Am 21. Juni 1933 kam der Straßenterror der SA nach Köpenick: In einer koordinierten Aktion wurden rund 500 Gegner des Nationalsozialismus im Bezirk gefangen genommen. Anlass für die Verhaftungswelle war das reichsweite Verbot des »Deutschnationalen Kampfrings« und der SPD. Im Verlauf der Gewaltaktion erschoss das SPD-Mitglied Anton Schmaus in Notwehr drei SA-Männer, woraufhin die Gewalt eskalierte.

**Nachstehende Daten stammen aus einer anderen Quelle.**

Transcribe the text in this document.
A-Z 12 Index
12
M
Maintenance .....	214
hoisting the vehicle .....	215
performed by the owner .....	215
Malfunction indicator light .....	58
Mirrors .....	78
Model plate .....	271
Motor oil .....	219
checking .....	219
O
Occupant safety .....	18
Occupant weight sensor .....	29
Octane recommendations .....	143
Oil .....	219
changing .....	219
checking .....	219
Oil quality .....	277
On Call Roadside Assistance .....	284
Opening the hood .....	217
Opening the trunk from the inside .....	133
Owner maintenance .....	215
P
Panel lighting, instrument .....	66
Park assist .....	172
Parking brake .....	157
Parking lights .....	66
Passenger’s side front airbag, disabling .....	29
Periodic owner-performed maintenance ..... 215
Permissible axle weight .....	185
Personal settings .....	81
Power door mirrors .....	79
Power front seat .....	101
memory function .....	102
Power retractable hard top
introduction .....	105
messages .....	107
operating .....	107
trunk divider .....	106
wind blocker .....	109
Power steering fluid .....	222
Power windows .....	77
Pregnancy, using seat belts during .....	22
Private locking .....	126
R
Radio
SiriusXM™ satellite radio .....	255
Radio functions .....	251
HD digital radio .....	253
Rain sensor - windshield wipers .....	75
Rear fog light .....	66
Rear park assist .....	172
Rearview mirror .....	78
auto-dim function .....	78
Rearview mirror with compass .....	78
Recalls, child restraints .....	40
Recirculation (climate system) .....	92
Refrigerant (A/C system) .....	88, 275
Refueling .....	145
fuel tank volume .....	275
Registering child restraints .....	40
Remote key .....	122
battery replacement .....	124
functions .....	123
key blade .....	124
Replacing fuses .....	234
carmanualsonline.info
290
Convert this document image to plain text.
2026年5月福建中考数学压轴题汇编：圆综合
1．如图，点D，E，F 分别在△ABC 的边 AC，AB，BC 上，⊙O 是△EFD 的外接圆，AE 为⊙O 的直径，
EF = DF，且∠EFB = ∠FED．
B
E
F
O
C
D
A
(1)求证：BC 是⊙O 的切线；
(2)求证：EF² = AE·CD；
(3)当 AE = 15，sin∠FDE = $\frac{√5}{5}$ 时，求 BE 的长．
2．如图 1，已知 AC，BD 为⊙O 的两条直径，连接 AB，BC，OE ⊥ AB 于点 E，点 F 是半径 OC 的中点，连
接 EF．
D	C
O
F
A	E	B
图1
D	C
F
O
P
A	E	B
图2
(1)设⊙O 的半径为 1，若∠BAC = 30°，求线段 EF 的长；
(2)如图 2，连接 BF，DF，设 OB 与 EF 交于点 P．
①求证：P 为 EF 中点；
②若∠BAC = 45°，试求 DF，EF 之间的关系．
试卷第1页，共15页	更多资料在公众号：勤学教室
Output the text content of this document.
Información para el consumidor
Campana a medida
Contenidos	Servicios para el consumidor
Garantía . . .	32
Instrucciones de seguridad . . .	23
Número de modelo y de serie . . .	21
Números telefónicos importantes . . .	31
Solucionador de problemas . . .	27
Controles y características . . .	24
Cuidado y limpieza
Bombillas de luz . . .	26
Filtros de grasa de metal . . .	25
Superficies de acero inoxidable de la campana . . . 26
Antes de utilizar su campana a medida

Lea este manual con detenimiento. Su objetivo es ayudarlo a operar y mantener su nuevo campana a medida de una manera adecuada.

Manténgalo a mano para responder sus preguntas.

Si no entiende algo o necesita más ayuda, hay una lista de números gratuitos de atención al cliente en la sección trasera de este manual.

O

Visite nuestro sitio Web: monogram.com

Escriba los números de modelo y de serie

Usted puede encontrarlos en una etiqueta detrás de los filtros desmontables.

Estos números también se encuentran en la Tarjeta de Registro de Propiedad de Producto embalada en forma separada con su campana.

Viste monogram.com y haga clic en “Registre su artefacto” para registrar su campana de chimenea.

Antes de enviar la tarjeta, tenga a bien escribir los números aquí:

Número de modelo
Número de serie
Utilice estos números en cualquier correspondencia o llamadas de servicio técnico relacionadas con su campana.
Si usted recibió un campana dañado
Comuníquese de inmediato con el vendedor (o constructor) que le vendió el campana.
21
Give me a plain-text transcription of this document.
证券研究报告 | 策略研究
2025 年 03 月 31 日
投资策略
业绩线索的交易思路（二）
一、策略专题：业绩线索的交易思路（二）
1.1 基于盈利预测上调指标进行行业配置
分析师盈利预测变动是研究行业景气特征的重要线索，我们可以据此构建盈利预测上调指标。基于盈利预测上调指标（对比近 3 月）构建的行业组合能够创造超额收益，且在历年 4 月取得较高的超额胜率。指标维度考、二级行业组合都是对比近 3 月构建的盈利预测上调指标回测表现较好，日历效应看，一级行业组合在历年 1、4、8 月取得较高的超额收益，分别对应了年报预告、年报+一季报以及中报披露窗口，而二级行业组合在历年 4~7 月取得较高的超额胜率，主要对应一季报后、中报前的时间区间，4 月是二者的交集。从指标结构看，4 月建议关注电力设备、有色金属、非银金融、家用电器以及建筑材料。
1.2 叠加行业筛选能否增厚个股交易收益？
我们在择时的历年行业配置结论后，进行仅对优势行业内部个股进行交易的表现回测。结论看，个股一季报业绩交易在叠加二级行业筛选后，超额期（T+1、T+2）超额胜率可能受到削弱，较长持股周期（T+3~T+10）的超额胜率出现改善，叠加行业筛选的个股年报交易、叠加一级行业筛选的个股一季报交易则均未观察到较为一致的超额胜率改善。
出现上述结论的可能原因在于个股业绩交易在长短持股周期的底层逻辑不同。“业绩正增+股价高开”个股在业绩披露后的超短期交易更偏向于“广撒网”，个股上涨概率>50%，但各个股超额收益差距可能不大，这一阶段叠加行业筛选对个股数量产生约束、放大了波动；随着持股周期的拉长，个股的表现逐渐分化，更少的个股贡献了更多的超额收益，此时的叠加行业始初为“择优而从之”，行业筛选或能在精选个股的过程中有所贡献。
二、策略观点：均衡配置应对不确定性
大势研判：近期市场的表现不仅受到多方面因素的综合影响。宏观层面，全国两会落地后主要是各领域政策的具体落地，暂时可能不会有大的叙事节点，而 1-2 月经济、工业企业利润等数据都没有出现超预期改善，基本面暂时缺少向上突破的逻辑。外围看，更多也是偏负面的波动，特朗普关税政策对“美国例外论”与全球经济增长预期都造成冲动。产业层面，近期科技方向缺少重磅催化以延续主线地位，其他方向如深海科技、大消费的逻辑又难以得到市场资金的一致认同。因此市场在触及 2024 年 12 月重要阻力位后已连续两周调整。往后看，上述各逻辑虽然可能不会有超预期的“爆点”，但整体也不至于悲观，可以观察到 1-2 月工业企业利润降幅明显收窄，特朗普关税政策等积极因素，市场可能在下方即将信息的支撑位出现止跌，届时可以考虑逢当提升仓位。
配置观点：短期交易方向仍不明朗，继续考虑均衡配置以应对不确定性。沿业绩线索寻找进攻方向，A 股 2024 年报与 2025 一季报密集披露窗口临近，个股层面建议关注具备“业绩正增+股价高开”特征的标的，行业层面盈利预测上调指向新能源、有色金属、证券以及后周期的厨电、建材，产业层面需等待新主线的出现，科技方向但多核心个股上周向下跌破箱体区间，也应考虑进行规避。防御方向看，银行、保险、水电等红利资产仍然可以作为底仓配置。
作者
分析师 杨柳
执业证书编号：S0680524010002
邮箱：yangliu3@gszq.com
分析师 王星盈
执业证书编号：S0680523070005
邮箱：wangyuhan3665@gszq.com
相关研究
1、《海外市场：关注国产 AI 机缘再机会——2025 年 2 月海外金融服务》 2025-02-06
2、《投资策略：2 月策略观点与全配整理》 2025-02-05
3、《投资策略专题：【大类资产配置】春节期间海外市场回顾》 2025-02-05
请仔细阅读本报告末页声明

Viele Anhänger von SPD, KPD, Reichsbanner, des Deutschnationalen Kampfringes (DNVP), Juden und Gewerkschafter wurden in den Folgetagen gedemütigt und teils brutal gefoltert. Mindestens 23 Menschen wurden von der Köpenicker SA-Standarte 15 um den berüchtigten Sturmbannführer Herbert Gehrke ermordet. Einige Leichen der Opfer wurden von den SA-Mitgliedern in Säcken verschnürt und dann in umliegende Gewässer geworfen oder im Schmöckwitzer Wald verscharrt.

»Die Köpenicker Blutwoche war Ausdruck eines totalen Versagens der Zivilgesellschaft«, sagt der stellvertretende Bürgermeister des Bezirks Treptow-Köpenick, Gernot Klemm (LINKE), dem »nd«. Auch heute noch stehe der Terror der SA als ein Negativbeispiel dafür, wie schnell eine demokratische Kultur zerstört werden kann, wenn die gesellschaftliche Stimmung kippt. »Die Opfer von damals sind uns historische Mahnung und zugleich Verpflichtung zum aktiven Einsatz für Demokratie und unsere offene Gesellschaft«, sagte Klemm.